Only it was a statue, a duplicate of one which occupied the far end of the Main Concourse back in Amber, or possibly even the real thing, for on closer inspection I noted what appeared to be bird droppings upon the great man's shoulder.
“Real thing or construct?” I said aloud.
Real,I'd say, Frakir replied.
I rose slowly.
“I understand this to be an answer,” I said. “I just don't understand what it means.”
I reached out to touch it, and it felt like canvas rather than bronze. In that instant my perspective somehow shifted, and I felt myself touching a larger than life-size painting of the Father of His Country. Then its borders began to waver, it faded, and I saw that it was part of one of those hazy tableaux I had been passing. Then it rippled and was gone.
“I give up,” I said, walking through the space it had occupied but moments before. “The answers are more confusing than the situations that cause the questions.”
Since we are passing between shadows, could this not be a statement that all things are real-somewhere?
“I suppose. But I already knew that.”
And that all things are real in different ways, at different times, in different places?
“Okay, what you are saying could well be the message. I doubt that something is going to these extremes, however, just to make philosophical points that may be new to you but are rather well worn elsewhere. There must be a special reason, one that I still don't grasp.”
Up until now the scenes I'd passed had been still lifes. Now, however, a number occurred which contained people; some, other creatures. In these, there was action – some of it violent, some amorous, some simply domestic.
Yes, it seems to be a progression. It may be leading up to something.
“When they leap out and attack me, I'll know I've arrived.”
Who knows? I gather that art criticism is a complex area.
But the sequences faded shortly thereafter, and I was left jogging on my bright trail through darkness once again.
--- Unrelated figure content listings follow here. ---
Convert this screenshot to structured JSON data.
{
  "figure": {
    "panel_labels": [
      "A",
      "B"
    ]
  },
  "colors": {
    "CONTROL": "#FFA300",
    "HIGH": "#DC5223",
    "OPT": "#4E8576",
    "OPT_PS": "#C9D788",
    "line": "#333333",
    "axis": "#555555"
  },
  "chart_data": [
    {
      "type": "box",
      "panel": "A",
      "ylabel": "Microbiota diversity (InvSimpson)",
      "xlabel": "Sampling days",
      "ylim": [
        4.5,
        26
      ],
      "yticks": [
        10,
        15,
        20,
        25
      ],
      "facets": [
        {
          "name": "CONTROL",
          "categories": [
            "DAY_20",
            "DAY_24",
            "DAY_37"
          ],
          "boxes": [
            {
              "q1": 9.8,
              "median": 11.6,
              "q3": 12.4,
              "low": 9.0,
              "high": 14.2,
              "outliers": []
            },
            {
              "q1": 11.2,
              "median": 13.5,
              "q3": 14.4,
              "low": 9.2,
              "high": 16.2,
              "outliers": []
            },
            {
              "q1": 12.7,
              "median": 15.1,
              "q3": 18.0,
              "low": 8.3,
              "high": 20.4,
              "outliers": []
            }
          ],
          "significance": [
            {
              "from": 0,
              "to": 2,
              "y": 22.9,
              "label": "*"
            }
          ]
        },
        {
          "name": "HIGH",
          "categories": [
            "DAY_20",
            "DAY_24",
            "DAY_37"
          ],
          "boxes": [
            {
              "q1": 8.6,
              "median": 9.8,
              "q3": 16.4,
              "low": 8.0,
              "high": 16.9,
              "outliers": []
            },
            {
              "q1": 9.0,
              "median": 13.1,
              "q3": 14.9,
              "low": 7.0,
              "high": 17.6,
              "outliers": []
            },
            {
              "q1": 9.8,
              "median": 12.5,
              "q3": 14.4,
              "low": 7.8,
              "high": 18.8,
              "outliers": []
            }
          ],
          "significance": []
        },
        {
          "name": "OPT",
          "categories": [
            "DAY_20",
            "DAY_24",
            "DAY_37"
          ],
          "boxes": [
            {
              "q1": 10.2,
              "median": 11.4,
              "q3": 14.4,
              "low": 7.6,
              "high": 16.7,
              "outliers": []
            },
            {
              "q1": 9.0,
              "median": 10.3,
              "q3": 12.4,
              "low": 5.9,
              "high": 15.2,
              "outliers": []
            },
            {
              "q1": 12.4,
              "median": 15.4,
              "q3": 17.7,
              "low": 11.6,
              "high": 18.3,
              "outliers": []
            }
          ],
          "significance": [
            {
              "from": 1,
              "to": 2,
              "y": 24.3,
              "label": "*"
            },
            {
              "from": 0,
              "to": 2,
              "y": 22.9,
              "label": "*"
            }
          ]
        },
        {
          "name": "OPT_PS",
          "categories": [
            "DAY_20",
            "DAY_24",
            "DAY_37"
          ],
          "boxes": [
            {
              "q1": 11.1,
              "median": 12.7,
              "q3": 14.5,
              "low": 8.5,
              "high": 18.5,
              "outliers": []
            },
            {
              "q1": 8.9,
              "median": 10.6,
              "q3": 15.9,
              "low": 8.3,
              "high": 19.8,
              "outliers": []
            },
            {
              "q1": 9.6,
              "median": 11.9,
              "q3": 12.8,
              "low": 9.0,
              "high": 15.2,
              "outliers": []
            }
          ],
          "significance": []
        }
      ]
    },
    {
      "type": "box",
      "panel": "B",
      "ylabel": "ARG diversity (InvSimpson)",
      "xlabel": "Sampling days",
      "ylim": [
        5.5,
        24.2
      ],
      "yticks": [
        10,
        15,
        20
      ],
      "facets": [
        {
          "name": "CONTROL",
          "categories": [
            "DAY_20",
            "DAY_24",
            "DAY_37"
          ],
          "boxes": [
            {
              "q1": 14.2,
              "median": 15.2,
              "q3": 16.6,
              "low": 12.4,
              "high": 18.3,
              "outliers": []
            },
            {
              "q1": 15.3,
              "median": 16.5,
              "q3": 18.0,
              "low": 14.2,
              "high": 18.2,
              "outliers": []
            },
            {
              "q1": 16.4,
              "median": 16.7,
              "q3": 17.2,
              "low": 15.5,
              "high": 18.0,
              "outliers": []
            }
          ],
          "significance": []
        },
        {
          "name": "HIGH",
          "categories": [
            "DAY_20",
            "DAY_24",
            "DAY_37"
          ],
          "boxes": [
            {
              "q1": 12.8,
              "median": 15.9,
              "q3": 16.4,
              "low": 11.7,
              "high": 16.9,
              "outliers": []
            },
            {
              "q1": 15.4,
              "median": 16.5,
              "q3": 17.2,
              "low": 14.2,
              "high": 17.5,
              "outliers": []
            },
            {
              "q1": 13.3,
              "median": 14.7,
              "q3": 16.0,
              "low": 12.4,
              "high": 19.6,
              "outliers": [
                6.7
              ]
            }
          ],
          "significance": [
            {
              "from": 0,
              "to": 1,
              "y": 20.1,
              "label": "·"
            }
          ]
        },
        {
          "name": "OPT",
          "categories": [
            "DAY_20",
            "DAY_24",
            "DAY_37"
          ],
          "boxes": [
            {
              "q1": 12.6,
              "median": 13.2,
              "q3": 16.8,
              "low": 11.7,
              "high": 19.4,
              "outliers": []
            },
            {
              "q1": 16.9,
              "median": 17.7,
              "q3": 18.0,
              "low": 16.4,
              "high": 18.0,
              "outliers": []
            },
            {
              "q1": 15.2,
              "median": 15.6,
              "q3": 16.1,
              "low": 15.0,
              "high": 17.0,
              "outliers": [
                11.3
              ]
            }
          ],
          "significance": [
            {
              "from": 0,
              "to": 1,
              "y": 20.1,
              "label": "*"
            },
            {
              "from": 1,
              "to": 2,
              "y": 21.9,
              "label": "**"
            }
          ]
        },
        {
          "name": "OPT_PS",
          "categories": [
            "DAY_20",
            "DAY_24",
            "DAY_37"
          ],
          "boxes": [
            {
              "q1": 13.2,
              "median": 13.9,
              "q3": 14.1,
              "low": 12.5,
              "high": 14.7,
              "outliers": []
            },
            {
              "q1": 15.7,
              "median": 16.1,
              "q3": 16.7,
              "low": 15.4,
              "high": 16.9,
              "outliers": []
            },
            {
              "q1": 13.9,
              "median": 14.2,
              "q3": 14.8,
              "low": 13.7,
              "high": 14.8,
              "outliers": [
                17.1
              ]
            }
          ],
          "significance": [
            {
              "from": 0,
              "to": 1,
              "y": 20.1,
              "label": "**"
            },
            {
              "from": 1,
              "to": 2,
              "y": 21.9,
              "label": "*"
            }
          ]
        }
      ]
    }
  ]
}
Down, down the still gentle slope toward the crossroads. Where was the Cheshire Cat when rabbit hole logic was what I really needed?
One moment I was watching the crossroads as I advanced upon it. An eye blink later I was still watching the crossroads, only now the scene was altered. There was now a lamppost on the near right-hand corner. A shadowy figure stood beneath it, smoking.
“Frakir, how'd they pull that one?” I asked.
Very quickly, she replied.
“What do the vibes read?”
Attention focused in your direction. No vicious intent, yet.
I slowed as I drew near. The trail became pavement, curbs at either hand, sidewalks beyond them. I stepped out of the street onto the right-hand walk. As I moved along it, a damp fog blew past me, hung between me and the light. I slowed my pace even more. Shortly I saw that the pavement had grown damp. My footsteps echoed as if I walked between buildings. 9y then the fog had grown too dense for me to discern whether buildings had actually occurred beside me. It felt as if they had, for there were darker areas here and there within the gloom. A cold wind began to blow against my back, and droplets of moisture fell upon me at random intervals. I halted. I turned up the collar of my cloak. From somewhere entirely out of sight, high overhead, came the faint buzzing sound of an airplane. I began walking again after it had gone by. Tinily then, and muffled, from across the street perhaps, came the sound of a piano playing a half-familiar tune. I drew my cloak about me. The fog swirled and thickened.